An dieser Beurteilung ändert auch nicht, dass einem Privatbeteiligtenanschluss zumindest soweit Unterbrechungswirkung zukommt, als der Anspruch der Höhe nach – ziffernmäßig – geltend gemacht wurde, weil bei einer Verurteilung (nur) darüber zu entscheiden ist (§ 366 Abs 2 Satz 1 StPO) andernfalls der Privatbeteiligte – wie hier – mit seinen Ansprüchen auf den Zivilrechtsweg zu verweisen (§ 366 Abs 1 und Abs 2 Satz 2 StPO), wofür dann die Grundsätze der gehörigen Fortsetzung gelten. Allenfalls kann auch (nur) ein Feststellungsbegehren erhoben werden (OGH 6 Ob 68/18w). Unterlässt es der Privatbeteiligte, gegen die Verweisung auf den Zivilrechtsweg eine Berufung anzumelden bzw. zu erheben (§ 366 Abs 3 StPO), weshalb ihm schon in diesem Zeitpunkt klar sein muss, dass er seine Ansprüche im Zivilrechtsweg durchsetzen muss, ist die Verkündung (und nicht die spätere Zustellung der schriftlichen Ausfertigung) des Urteils maßgebend, mit dem er auf den Zivilrechtsweg verwiesen wurde. Dem Grundsatz der gehörigen Fortsetzung wird der Privatbeteiligte nur durch unverzüglich Erhebung der Zivilklage gerecht ( R. Madl in Kletečka/Schauer , ABGB-ON 1.07 § 1497 Rz 28, 34). Der Klägerin war, nachdem sie keine Berufung erhoben hat, damit bereits am 13. November 2023 klar, dass sie ihre Ansprüche am Zivilrechtsweg durchsetzen muss. Nachdem sie die Klage erst sechs Monate später, und damit nicht unverzüglich, einbrachte, entfaltete der Privatbeteiligtenanschluss auch keine Unterbrechungswirkung.

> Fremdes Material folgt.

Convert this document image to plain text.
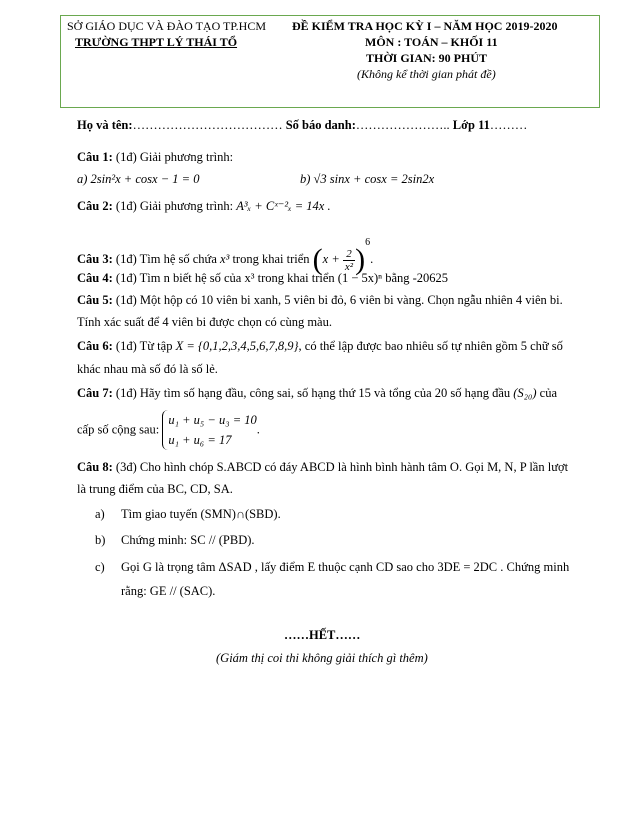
SỞ GIÁO DỤC VÀ ĐÀO TẠO TP.HCM
TRƯỜNG THPT LÝ THÁI TỔ
ĐỀ KIỂM TRA HỌC KỲ I – NĂM HỌC 2019-2020
MÔN : TOÁN – KHỐI 11
THỜI GIAN: 90 PHÚT
(Không kể thời gian phát đề)
Họ và tên:……………………………… Số báo danh:………………….. Lớp 11………
Câu 1: (1đ) Giải phương trình:
a) 2sin²x + cosx − 1 = 0	b) √3 sinx + cosx = 2sin2x
Câu 2: (1đ) Giải phương trình: A³ₓ + Cˣ⁻²ₓ = 14x .
Câu 3: (1đ) Tìm hệ số chứa x³ trong khai triển $(x + \frac{2}{\text{x²}} )^6$.
Câu 4: (1đ) Tìm n biết hệ số của x³ trong khai triển (1 − 5x)ⁿ bằng -20625
Câu 5: (1đ) Một hộp có 10 viên bi xanh, 5 viên bi đỏ, 6 viên bi vàng. Chọn ngẫu nhiên 4 viên bi.
Tính xác suất để 4 viên bi được chọn có cùng màu.
Câu 6: (1đ) Từ tập X = {0,1,2,3,4,5,6,7,8,9}, có thể lập được bao nhiêu số tự nhiên gồm 5 chữ số
khác nhau mà số đó là số lẻ.
Câu 7: (1đ) Hãy tìm số hạng đầu, công sai, số hạng thứ 15 và tổng của 20 số hạng đầu (S₂₀) của
cấp số cộng sau:
u₁ + u₅ − u₃ = 10
u₁ + u₆ = 17
.
Câu 8: (3đ) Cho hình chóp S.ABCD có đáy ABCD là hình bình hành tâm O. Gọi M, N, P lần lượt
là trung điểm của BC, CD, SA.
a) Tìm giao tuyến (SMN)∩(SBD).
b) Chứng minh: SC // (PBD).
c) Gọi G là trọng tâm ΔSAD , lấy điểm E thuộc cạnh CD sao cho 3DE = 2DC . Chứng minh
rằng: GE // (SAC).
……HẾT……
(Giám thị coi thi không giải thích gì thêm)
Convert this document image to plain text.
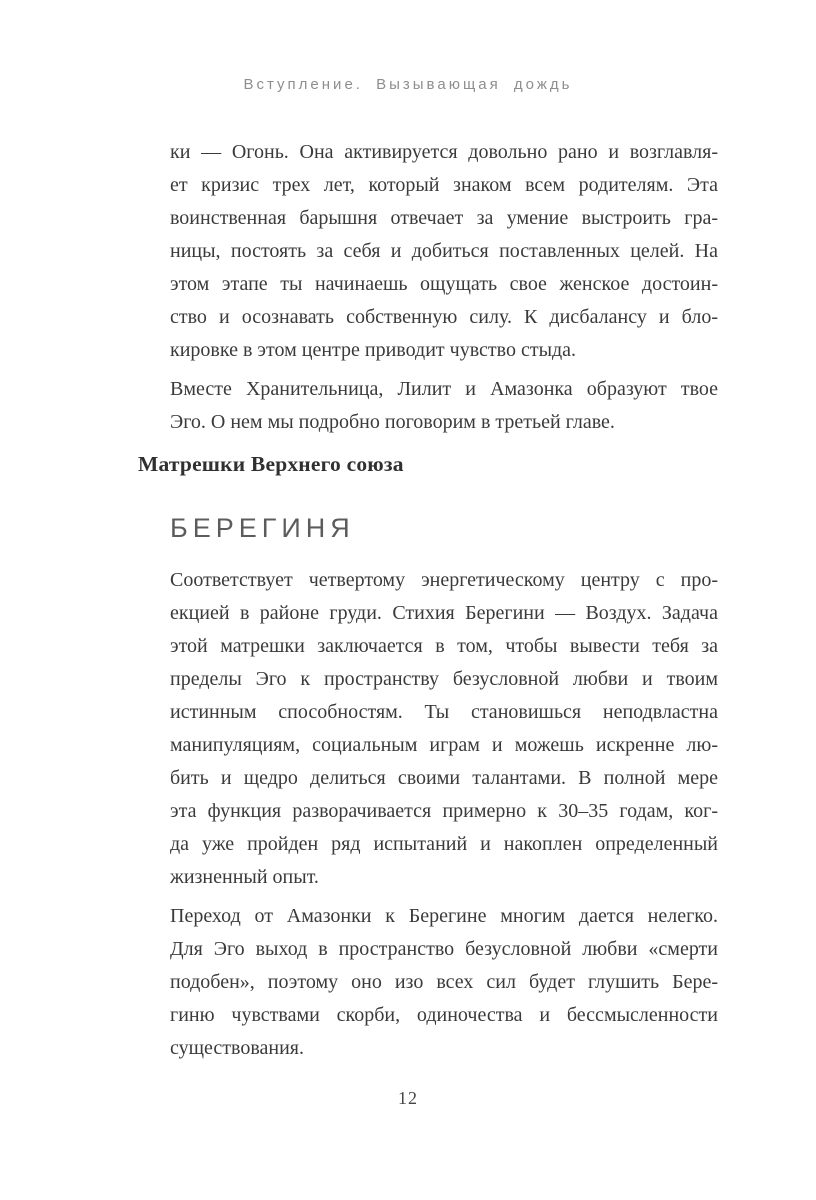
Вступление. Вызывающая дождь
ки — Огонь. Она активируется довольно рано и возглавля-
ет кризис трех лет, который знаком всем родителям. Эта
воинственная барышня отвечает за умение выстроить гра-
ницы, постоять за себя и добиться поставленных целей. На
этом этапе ты начинаешь ощущать свое женское достоин-
ство и осознавать собственную силу. К дисбалансу и бло-
кировке в этом центре приводит чувство стыда.
Вместе Хранительница, Лилит и Амазонка образуют твое
Эго. О нем мы подробно поговорим в третьей главе.
Матрешки Верхнего союза
БЕРЕГИНЯ
Соответствует четвертому энергетическому центру с про-
екцией в районе груди. Стихия Берегини — Воздух. Задача
этой матрешки заключается в том, чтобы вывести тебя за
пределы Эго к пространству безусловной любви и твоим
истинным способностям. Ты становишься неподвластна
манипуляциям, социальным играм и можешь искренне лю-
бить и щедро делиться своими талантами. В полной мере
эта функция разворачивается примерно к 30–35 годам, ког-
да уже пройден ряд испытаний и накоплен определенный
жизненный опыт.
Переход от Амазонки к Берегине многим дается нелегко.
Для Эго выход в пространство безусловной любви «смерти
подобен», поэтому оно изо всех сил будет глушить Бере-
гиню чувствами скорби, одиночества и бессмысленности
существования.
12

Die Berufung bleibt daher erfolglos.

Die Entscheidung über die Kosten des Berufungsverfahrens beruht auf den §§ 41, 50 Abs 1 ZPO. Bei den Kostennoten der Beklagten war zu berücksichtigen, dass sich bei einem Streitwert von EUR 44.691,20 ein Tarifansatz (TP 3B) von EUR 1.230,20 ergibt, sodass sich die ersatzfähigen Vertretungskosten zuzüglich Einheitssatz und ERV-Zuschlag mit EUR 3.693,72 brutto errechnen.

Rechtsfragen von erheblicher Bedeutung im Sinn des § 502 Abs 1 ZPO sind nicht zu beantworten - die Frage des Beginns der Verjährungsfrist hängt vom Einzelfall ab (RIS-Justiz RS0113916) -, sodass kein Anlass besteht, die ordentliche Revision zuzulassen.